A Family at War

This remake of a 72-year-old film features characters that feel familiar all these years later

Marcel Pagnol's influence on French cinema goes back to the 1930s. He made his early mark as a director, but Pagnol's bigger contribution, at least by volume, was his writing. Many of his screenplays, stage plays and novels have been revisited time and again.

This is the first remake of his 1940 film, The Well Digger's Daughter. Speaking to the impact of Pagnol's work in France overall, the film is directed by Daniel Auteuil, who appeared in perhaps the best-known Pagnol exports, the mid-'80s duo of Manon of the Spring and Jean de Florette. Auteuil is currently directing three more Pagnol adaptations as a trilogy.

What is it about Pagnol's catalog that appeals so widely to the French, and what makes these works so transferable across the Atlantic? It may involve how relatable Pagnol's characters were then, and remain now. They have a genuine simplicity, even when faced with complex situations, that makes them feel very familiar.
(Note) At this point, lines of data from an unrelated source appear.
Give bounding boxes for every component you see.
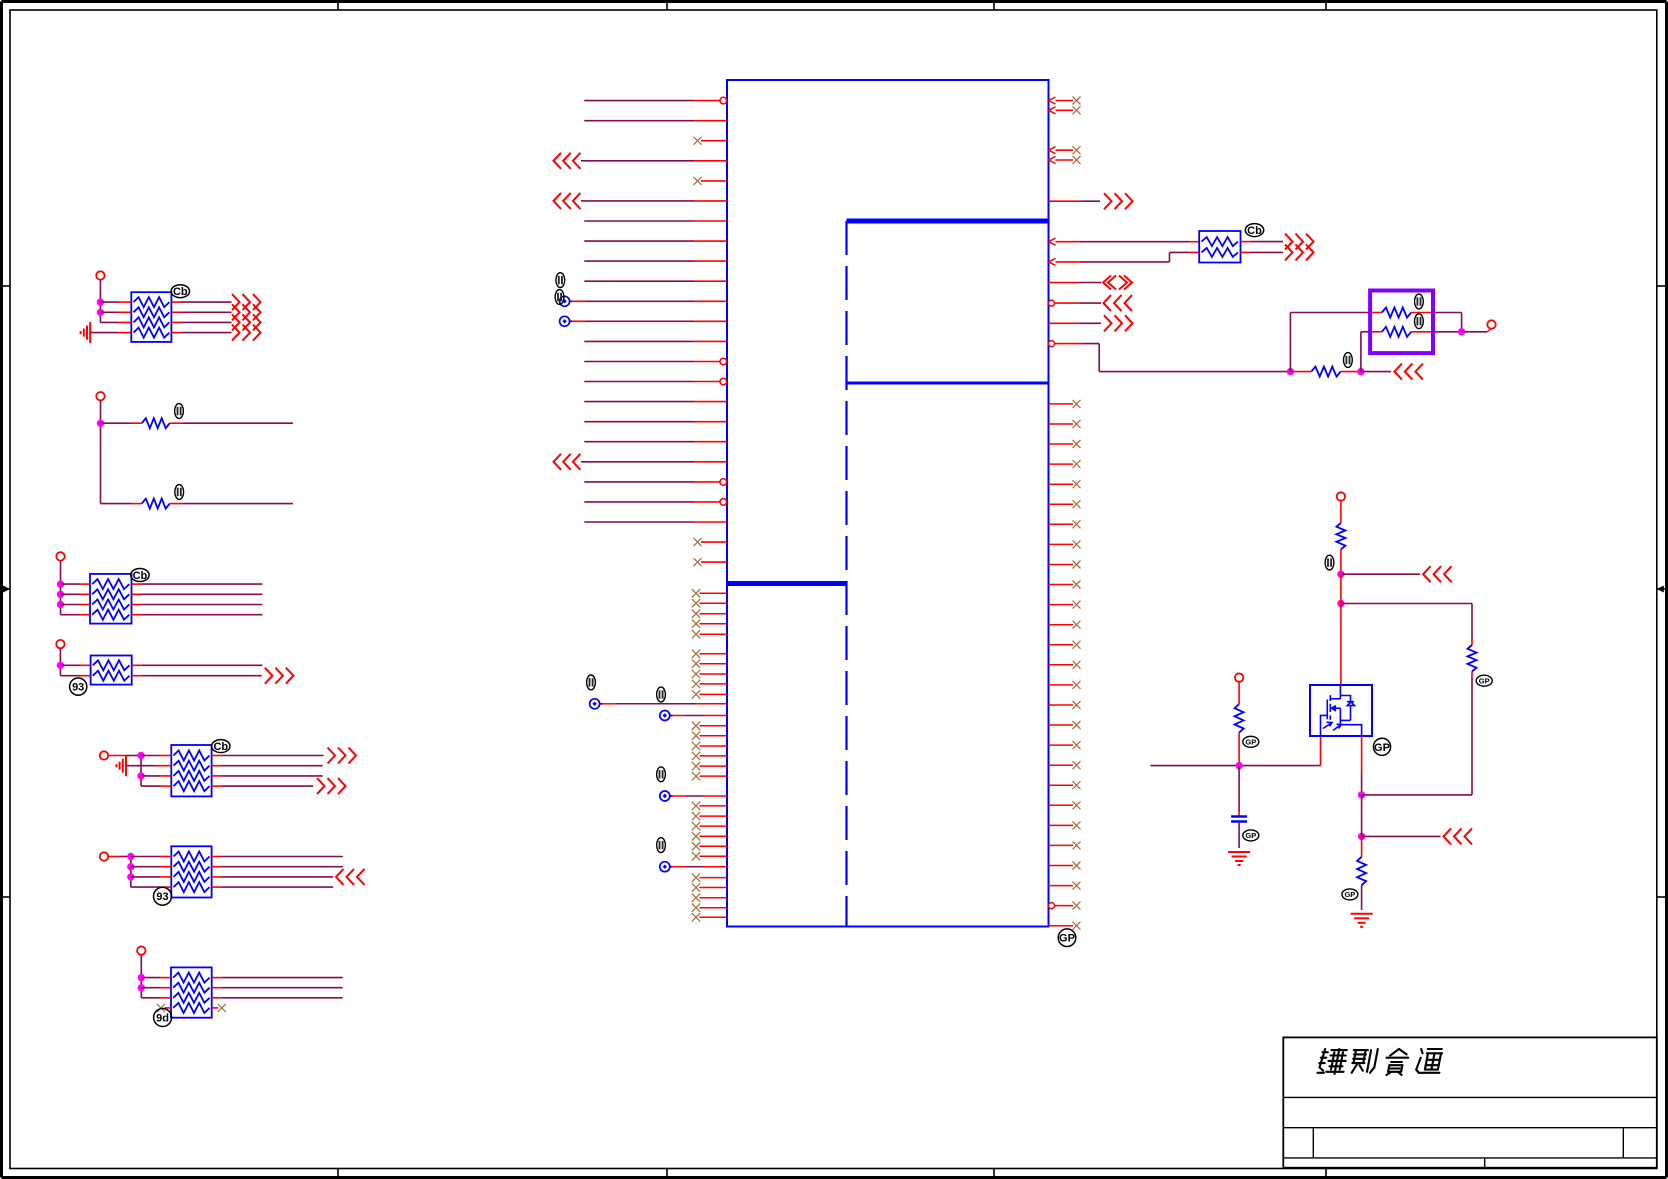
- R2 value label: [175, 485, 184, 500]
- R10 value label: [1415, 294, 1424, 309]
- U1 right pin y=504: [1049, 503, 1074, 505]
- svg-text:93: 93: [156, 891, 168, 903]
- U1 right pin y=464: [1049, 463, 1074, 465]
- U1 internal section line mid: [847, 382, 1049, 385]
- RP7 row4 no-connects: [157, 1004, 165, 1012]
- VCC symbol for RP5: [100, 751, 108, 759]
- company name text (CJK, drawn strokes): [1317, 1049, 1442, 1075]
- U1 left pin wire y=121: [584, 120, 694, 122]
- junction to feedback branch: [1338, 600, 1344, 606]
- RP6 reference label: [154, 887, 172, 905]
- U1 right pin y=524: [1049, 523, 1074, 525]
- RP1 output wires with off-page arrows: [171, 301, 181, 303]
- net-stub labels near upper connectors: [556, 273, 565, 288]
- U1 left pin y=704: [590, 699, 600, 709]
- R14 value label: [1243, 736, 1259, 747]
- svg-text:GP: GP: [1245, 737, 1256, 746]
- U1 left pin wire y=562: [694, 558, 702, 566]
- RP1 reference label: [171, 285, 189, 298]
- svg-text:9d: 9d: [156, 1013, 169, 1025]
- U1 left pin wire y=181: [694, 177, 702, 185]
- U1 left pin y=736: [692, 732, 700, 740]
- wire R1/R2 bus: [100, 400, 102, 503]
- U1 left pin wire y=141: [694, 137, 702, 145]
- VCC symbol for RP1: [96, 271, 104, 279]
- U1 left pin y=766: [692, 762, 700, 770]
- RP3 resistors: [92, 579, 129, 589]
- feedback resistor R13: [1471, 604, 1473, 641]
- wire branch up to R11: [1360, 332, 1362, 372]
- VCC symbol top: [1337, 492, 1345, 500]
- U1 left pin wire y=502: [584, 501, 694, 503]
- U1 left pin wire y=241: [584, 240, 694, 242]
- net-stub labels near dense connectors: [587, 675, 596, 690]
- U1 right pin y=765: [1049, 764, 1074, 766]
- U1 right pin to RP8 row2 (jog): [1049, 258, 1056, 265]
- VCC symbol gate divider: [1235, 673, 1243, 681]
- U1 left pin wire y=362: [584, 361, 694, 363]
- U1 left pin y=806: [692, 802, 700, 810]
- R13 value label: [1476, 675, 1492, 686]
- RP8 reference label: [1245, 224, 1263, 237]
- junction on gate net: [1236, 762, 1242, 768]
- U1 right pin y=564: [1049, 564, 1074, 566]
- R15 value label: [1342, 889, 1358, 900]
- U1 left pin y=684: [692, 680, 700, 688]
- U1 right pin y=424: [1049, 423, 1074, 425]
- U1 left pin wire y=442: [584, 441, 694, 443]
- U1 right pin y=544: [1049, 543, 1074, 545]
- VCC symbol for RP4: [56, 640, 64, 648]
- U1 left pin y=603: [692, 599, 700, 607]
- U1 right pin y=625: [1049, 624, 1074, 626]
- RP4 output wires: [132, 664, 142, 666]
- svg-text:Cb: Cb: [1247, 225, 1262, 237]
- U1 right pin off-page in y=303: [1049, 300, 1055, 306]
- gate filter capacitor C1: [1238, 766, 1240, 812]
- U1 right pin to divider circuit y=344: [1049, 341, 1055, 347]
- IC U1 body: [727, 80, 1049, 927]
- RP3 reference label: [131, 569, 149, 582]
- RP5 resistors: [174, 751, 210, 761]
- C1 value label: [1243, 830, 1259, 841]
- U1 left pin y=878: [692, 873, 700, 881]
- resistor pack RP6 box: [171, 846, 211, 897]
- U1 right pin y=805: [1049, 804, 1074, 806]
- U1 left pin y=694: [692, 690, 700, 698]
- U1 left pin y=908: [692, 904, 700, 912]
- VCC symbol for RP6: [100, 852, 108, 860]
- ground for RP1 row4: [89, 322, 91, 343]
- wire RP6 bus: [130, 857, 132, 888]
- R1 value label: [175, 404, 184, 419]
- VCC symbol for RP7: [137, 946, 145, 954]
- U1 right pin with off-page out y=201: [1049, 200, 1081, 202]
- U1 right pin y=444: [1049, 443, 1074, 445]
- U1 left pin y=836: [692, 832, 700, 840]
- U1 left pin y=726: [692, 722, 700, 730]
- U1 internal section line thick top: [847, 219, 1049, 224]
- U1 left pin y=888: [692, 883, 700, 891]
- U1 right pin y=866: [1049, 865, 1074, 867]
- U1 left pin y=776: [692, 772, 700, 780]
- gate pull-up resistor R14: [1238, 682, 1240, 704]
- svg-text:GP: GP: [1059, 933, 1075, 945]
- U1 left pin wire y=422: [584, 421, 694, 423]
- VCC symbol for RP3: [56, 552, 64, 560]
- svg-text:GP: GP: [1374, 742, 1390, 754]
- RP8 output wires with off-page arrows: [1241, 241, 1251, 243]
- R11 value label: [1415, 314, 1424, 329]
- U1 left pin y=654: [692, 650, 700, 658]
- Q1 internals: [1321, 685, 1362, 736]
- U1 right pin y=665: [1049, 664, 1074, 666]
- MOSFET Q1 box: [1310, 685, 1372, 736]
- resistor R11 (in pack box): [1370, 331, 1382, 333]
- U1 right pin y=785: [1049, 784, 1074, 786]
- U1 right pin y=886: [1049, 885, 1074, 887]
- U1 left pin wire y=522: [584, 521, 694, 523]
- junction: [1358, 368, 1364, 374]
- VCC symbol for R1/R2: [96, 392, 104, 400]
- wire to off-page in: [1361, 371, 1391, 373]
- U1 right pin bidirectional off-page y=282: [1049, 282, 1081, 284]
- wire gate into Q1: [1320, 736, 1322, 766]
- wire RP3 bus: [60, 561, 62, 615]
- Q1 drain wire: [1361, 736, 1363, 772]
- resistor R2: [101, 503, 132, 505]
- RP7 reference label: [154, 1009, 172, 1027]
- U1 internal dashed divider: [845, 221, 847, 927]
- RP7 output wires: [212, 977, 222, 979]
- U1 left pin y=796: [660, 791, 670, 801]
- U1 right pin y=705: [1049, 704, 1074, 706]
- U1 right pin y=906: [1049, 903, 1055, 909]
- svg-text:Cb: Cb: [173, 286, 188, 298]
- U1 right pin y=404: [1049, 403, 1074, 405]
- resistor R1: [101, 422, 132, 424]
- U1 right pin y=725: [1049, 724, 1074, 726]
- svg-text:GP: GP: [1479, 676, 1490, 685]
- junction to off-page: [1338, 571, 1344, 577]
- title block: [1283, 1037, 1657, 1167]
- U1 left pin wire y=201: [554, 193, 562, 209]
- resistor R12 pull-up: [1340, 501, 1342, 523]
- U1 left pin y=634: [692, 630, 700, 638]
- svg-text:93: 93: [72, 682, 84, 694]
- U1 left pin wire y=542: [694, 538, 702, 546]
- junction to off-page: [1358, 833, 1364, 839]
- U1 left pin wire y=321: [560, 316, 570, 326]
- U1 right pin off-page out y=323: [1049, 322, 1081, 324]
- junction drain/feedback: [1358, 792, 1364, 798]
- VCC symbol: [1487, 320, 1495, 328]
- wire RP7 bus: [140, 955, 142, 998]
- U1 left pin y=846: [692, 842, 700, 850]
- ground for RP5 row2: [125, 755, 127, 776]
- U1 left pin y=856: [692, 852, 700, 860]
- wire branch up to R10: [1289, 313, 1291, 372]
- U1 left pin y=716: [660, 711, 670, 721]
- RP4 reference label: [70, 678, 87, 695]
- resistor R9 (series): [1290, 371, 1311, 373]
- U1 left pin wire y=161: [554, 153, 562, 169]
- U1 left pin wire y=221: [584, 220, 694, 222]
- RP3 output wires: [132, 583, 142, 585]
- U1 left pin y=816: [692, 812, 700, 820]
- resistor pack RP5 box: [171, 745, 211, 796]
- U1 left pin y=756: [692, 752, 700, 760]
- U1 left pin wire y=482: [584, 481, 694, 483]
- U1 left pin y=674: [692, 670, 700, 678]
- U1 left pin y=826: [692, 822, 700, 830]
- U1 right pin y=745: [1049, 744, 1074, 746]
- resistor R10 (in pack box): [1370, 312, 1382, 314]
- Q1 reference label: [1373, 738, 1390, 755]
- svg-text:Cb: Cb: [133, 570, 148, 582]
- RP5 reference label: [212, 740, 230, 753]
- U1 left pin wire y=301: [560, 296, 570, 306]
- svg-text:Cb: Cb: [213, 741, 228, 753]
- purple highlight box: [1370, 291, 1433, 354]
- gate net wire: [1150, 765, 1320, 767]
- ground below R15: [1351, 913, 1373, 915]
- ground below C1: [1228, 851, 1250, 853]
- RP1 resistors: [134, 297, 170, 307]
- R9 value label: [1344, 353, 1353, 368]
- wire RP4 bus: [59, 648, 61, 675]
- U1 right pin y=585: [1049, 584, 1074, 586]
- junction at output node: [1458, 329, 1464, 335]
- wire down to Q1 source: [1340, 604, 1342, 686]
- wire RP1 bus: [99, 280, 101, 323]
- svg-text:GP: GP: [1344, 890, 1355, 899]
- svg-text:GP: GP: [1245, 831, 1256, 840]
- U1 left pin y=593: [692, 589, 700, 597]
- U1 right pin y=845: [1049, 844, 1074, 846]
- pull-down resistor R15: [1361, 836, 1363, 856]
- U1 right pin y=926: [1049, 925, 1074, 927]
- U1 left pin y=664: [692, 660, 700, 668]
- U1 left pin wire y=462: [554, 454, 562, 470]
- resistor pack RP8 box: [1199, 231, 1240, 263]
- U1 left pin wire y=382: [584, 381, 694, 383]
- U1 right pin y=825: [1049, 824, 1074, 826]
- U1 left pin y=917: [692, 913, 700, 921]
- junction: [1287, 368, 1293, 374]
- U1 left pin wire y=402: [584, 401, 694, 403]
- RP7 resistors: [173, 973, 209, 983]
- U1 internal section line thick left: [727, 581, 847, 586]
- U1 left pin wire y=341: [584, 340, 694, 342]
- resistor pack RP4 box: [91, 656, 132, 685]
- U1 left pin y=624: [692, 620, 700, 628]
- wire R10 to output node: [1433, 312, 1462, 314]
- RP8 resistors: [1202, 237, 1239, 246]
- resistor pack RP7 box: [171, 967, 212, 1017]
- U1 left pin wire y=281: [584, 280, 694, 282]
- U1 left pin y=614: [692, 610, 700, 618]
- U1 right pin to RP8 row1: [1049, 238, 1056, 245]
- U1 left pin wire y=101: [584, 100, 694, 102]
- RP4 resistors: [93, 660, 130, 670]
- U1 right pin y=685: [1049, 684, 1074, 686]
- U1 right pin y=484: [1049, 483, 1074, 485]
- U1 reference label GP: [1058, 929, 1076, 947]
- RP6 resistors: [174, 852, 210, 862]
- U1 right pin y=645: [1049, 644, 1074, 646]
- wire RP5 bus: [140, 756, 142, 787]
- U1 left pin wire y=261: [584, 260, 694, 262]
- U1 left pin y=746: [692, 742, 700, 750]
- R12 value label: [1325, 555, 1334, 570]
- wire from U1 pin down to divider net: [1098, 344, 1100, 372]
- wire to VCC: [1462, 331, 1487, 333]
- RP6 output wires: [212, 856, 222, 858]
- U1 left pin y=867: [660, 862, 670, 872]
- U1 left pin y=898: [692, 894, 700, 902]
- resistor pack RP1 box: [131, 292, 171, 342]
- resistor pack RP3 box: [90, 574, 132, 624]
- U1 right pin pair with no-connects y=100: [1049, 97, 1056, 104]
- RP5 output wires: [212, 755, 222, 757]
- U1 right pin y=605: [1049, 604, 1074, 606]
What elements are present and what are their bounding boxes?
And in the case of The Well Digger's Daughter, there is also the beautiful Provençal countryside and that florid dialogue.

In the years before World War II, Pascal (Auteuil, directing himself) is trying to raise a half-dozen daughters on his own, on his meager salary from digging wells. The daughters help where they can, especially the eldest, 18-year-old Patricia (Astrid Bergès-Frisbey). Her father's dream is to see Patricia marry his co-worker, Félipe (Kad Merad), despite their quarter-century age difference. Patricia is instead captivated by a young airman named Jacques (Nicolas Duvauchelle), who we later learn is the son of Pascal's boss, a genealogy that complicates matters when Patricia carries Jacques' child.

When his regiment is called into duty, Jacques no-shows a final meeting with Patricia, leaving her pregnant and alone with no commitment from the father. Her own father more or less disowns her, citing the impact that a bastard child in the family would have on the prospects of her younger sisters. Félipe, still in love with Patricia, offers to marry her and raise the child as his own, but he, too, is called away to war.

Undercutting the rural lifestyle that dominates the first 30 minutes of this film is the loud, messy unpredictability of the 20th century. We can assume that Pascal's profession—proud as he is of his honest day's work—will not last the rest of his life. Birds of war are in the air, and his daughter has committed a horrible sin that could have at that time marked the entire family as undesirable. The hook in The Well Digger's Daughter is watching Pascal come to terms with everything all at once, even as he treats each ripple as a tidal wave.

Astrid Bergès-Frisbey is another in the long tradition of beautiful young French actresses whose every move is utterly graceful, and whose every word is sublimely lyrical; Catherine Deneuve, Emmanuelle Béart, Juliette Binoche, Audrey Tautou, Marion Cotillard—how do they do that so well, so often? Though she's seemingly a lifetime older than her character at 26, Bergès-Frisbey brings incredible fragility to the role of Patricia, which makes Pascal's perceived betrayal of his daughter even more heartbreaking.

It is Auteuil, though, who moves this film forward. His direction is even, neither noticeably flawed nor noteworthy, although he had the sense to hire the great Alexandre Desplat to provide a terrific musical score. But his adaptation of Pagnol's novel, and particularly his heavy-hearted performance as a man who cuts off his nose to spite his face, help carry The Well Digger's Daughter beyond the ranks of just another French period piece. It says, quite convincingly, and with great ease, that the good old days and rough road ahead are what we make of them.

The Well Digger's Daughter is not showing in any theaters in the area.